In vitro fertilization entails the risk of multiple births and of prematureness. And these are risks for the health of the unborn child. Other works also, published in 2002, show that these risks exist even if only one embryo is implanted.

Q: What can be said, by way of conclusion?

Bellieni: That there are paradoxes. So much so that abroad things are going another way. In France there is a "Defender of Children, elected by Parliament," Claire Brisset, a famous journalist.

In the interest of children conceived this way, she has called for a moratorium on the fertilization technique called "ICSI," which introduces all the spermatozoid in the ovule with a minuscule needle.

Q: Can you explain what paradox you are referring to?

Bellieni: In the first place, the fact that we all remember: the prohibition to eat bovine meat out of fear of spongiform encephalitis [mad cow disease]. And how many cases there have been of culpable people. However, the health authorities have adopted precautionary criteria with reason.
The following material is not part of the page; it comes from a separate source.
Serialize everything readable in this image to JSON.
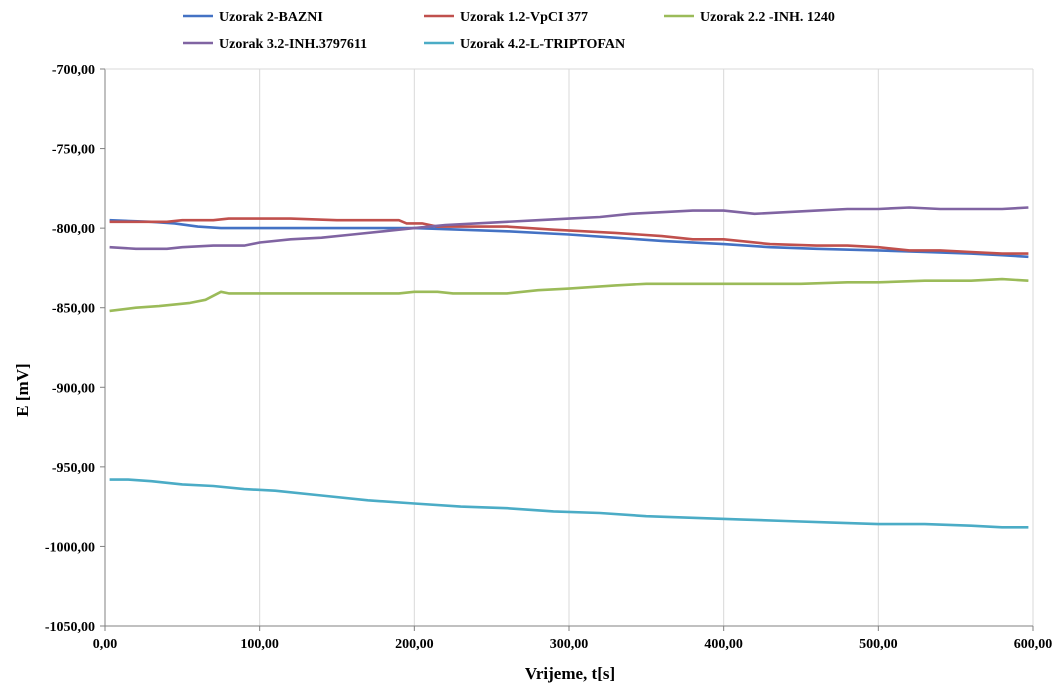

In regard to these fertilization practices, we know what the risks are for the health of the one conceived and of the woman. Is it right to take those risks? Is it right to make one's children take those risks? Or is a prudent attitude more correct?

Moreover, I think one should say "enough" to that anti-scientific attitude that regards prenatal life as a second-class life. And the paradox is that instead the Church is accused of retarding progress. In reality, the Church has an attitude of protection of health.

I would like to remind that in vitro fertilization was invented by a priest, Abbot Lazzaro Spallanzani, 300 years ago. He united in vitro the semen and ovule of a frog and obtained tadpoles. He used dog sperm to artificially fertilize a female dog. He was a precursor. He was a scientist. He knew what could be done to an animal, and what can be done, on the other hand, to man.